The UN’s special envoy to the crisis, Staffan de Mistura, will continue negotiations toward a political transition in Syria through the beginning of the week. But an increase in air raids forced the opposition’s formal representation at the Geneva talks, known as the High Negotiations Committee, to walk away last week “indefinitely.”
De Mistura notes that neither party has announced any intention to formally withdraw from the ceasefire.
Practically speaking, however, the quiet that Syrians had enjoyed over the last several weeks in unkempt parks and war-torn streets has now shattered – particularly in Aleppo, where aggressive bombing has resumed and where tens of thousands remain besieged without food.

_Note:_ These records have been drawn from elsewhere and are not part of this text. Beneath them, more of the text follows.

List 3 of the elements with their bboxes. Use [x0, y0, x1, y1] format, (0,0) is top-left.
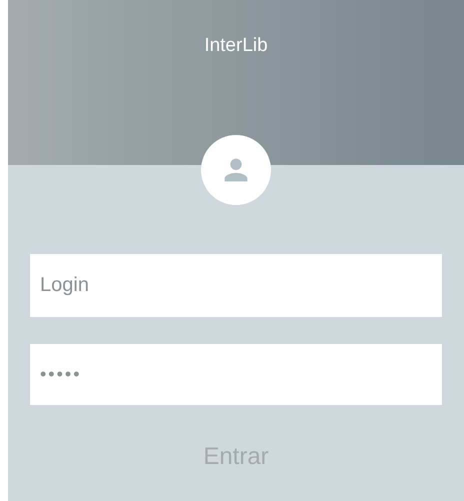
password-field[interactable]: •••••	[30, 344, 442, 405]
app-title: InterLib	[204, 34, 268, 58]
login-field[interactable]: Login	[30, 254, 442, 317]
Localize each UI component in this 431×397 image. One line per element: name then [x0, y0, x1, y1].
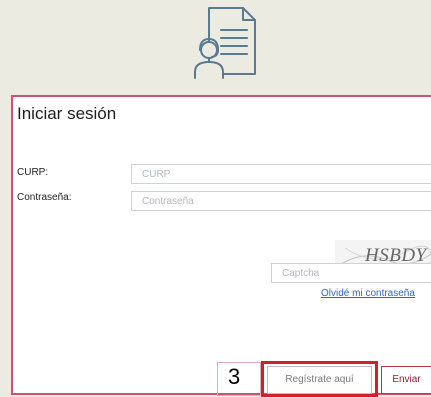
login-title: Iniciar sesión: [17, 104, 117, 123]
user-document-icon: [191, 4, 263, 82]
send-button[interactable]: Enviar: [381, 366, 431, 394]
forgot-password-link[interactable]: Olvidé mi contraseña: [321, 288, 415, 299]
password-input[interactable]: Contraseña: [131, 191, 431, 211]
curp-input[interactable]: CURP: [131, 164, 431, 184]
captcha-input[interactable]: Captcha: [271, 263, 431, 283]
curp-label: CURP:: [17, 167, 49, 178]
register-highlight-box: [261, 361, 378, 397]
password-label: Contraseña:: [17, 192, 72, 203]
step-number: 3: [228, 364, 241, 389]
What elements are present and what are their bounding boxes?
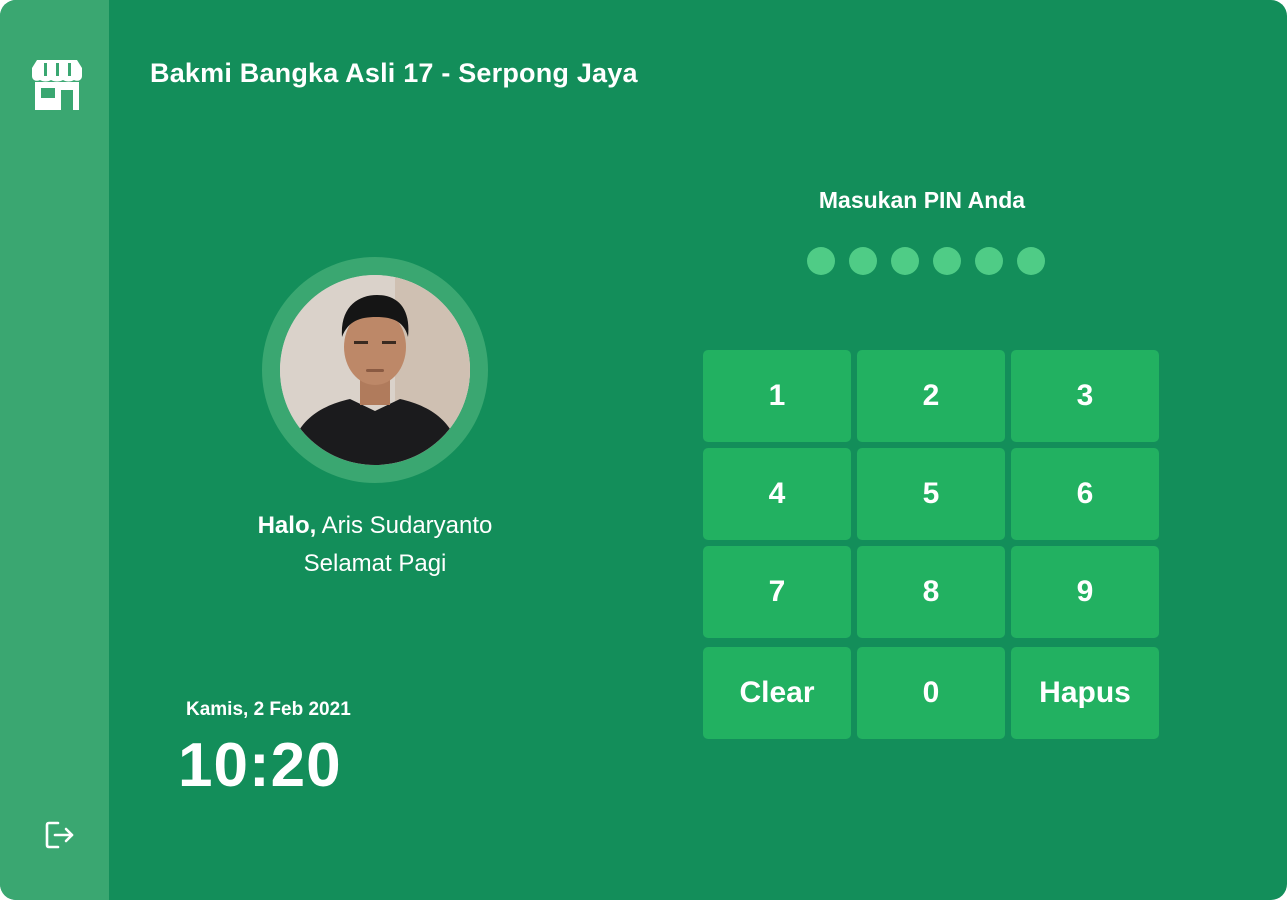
current-date: Kamis, 2 Feb 2021 <box>186 699 351 720</box>
pin-prompt: Masukan PIN Anda <box>818 187 1026 213</box>
user-name: Aris Sudaryanto <box>321 512 493 539</box>
pin-dot <box>849 247 877 275</box>
key-6[interactable]: 6 <box>1011 448 1159 540</box>
key-3[interactable]: 3 <box>1011 350 1159 442</box>
key-7[interactable]: 7 <box>703 546 851 638</box>
key-1[interactable]: 1 <box>703 350 851 442</box>
avatar-ring <box>262 257 488 483</box>
current-time: 10:20 <box>178 731 342 800</box>
key-9[interactable]: 9 <box>1011 546 1159 638</box>
store-icon <box>32 60 82 110</box>
pin-dot <box>1017 247 1045 275</box>
pin-dot <box>933 247 961 275</box>
pin-dot <box>975 247 1003 275</box>
key-delete[interactable]: Hapus <box>1011 647 1159 739</box>
pin-indicator <box>807 247 1045 275</box>
user-photo <box>280 275 470 465</box>
key-4[interactable]: 4 <box>703 448 851 540</box>
avatar <box>280 275 470 465</box>
pin-dot <box>807 247 835 275</box>
salutation: Selamat Pagi <box>303 550 447 577</box>
greeting: Halo, Aris Sudaryanto <box>195 512 555 540</box>
sidebar <box>0 0 109 900</box>
logout-icon[interactable] <box>44 820 76 850</box>
key-clear[interactable]: Clear <box>703 647 851 739</box>
greeting-prefix: Halo, <box>257 512 317 539</box>
pin-dot <box>891 247 919 275</box>
key-2[interactable]: 2 <box>857 350 1005 442</box>
store-title: Bakmi Bangka Asli 17 - Serpong Jaya <box>150 58 638 88</box>
key-5[interactable]: 5 <box>857 448 1005 540</box>
pin-login-screen: Bakmi Bangka Asli 17 - Serpong Jaya Halo… <box>0 0 1287 900</box>
key-8[interactable]: 8 <box>857 546 1005 638</box>
key-0[interactable]: 0 <box>857 647 1005 739</box>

The escalation in fighting has some in Europe fearing another wave of refugees, as the warm months arrive and more and more Syrians seek to flee while they still can, before the war restarts in earnest.
In Greece, the government and non-profit organizations are preparing for a difficult summer, hardly comforted by a controversial EU deal brokered on Greece’s behalf with Turkey that allows the state to return unregistered Syrian refugees to Turkish camps in exchange for registered ones.
Balkan nations have closed their borders to Greece in an effort to shut the flow of migrants north. But dozens continue seeking a path – new sea routes, gaps in barbed wire fencing – toward Europe’s richer states and the prospect of freedom.
Those states, particularly Sweden and Germany, have welcomed more refugees than any point since World War II. But EU nations are in agreement that the flow is unsustainable.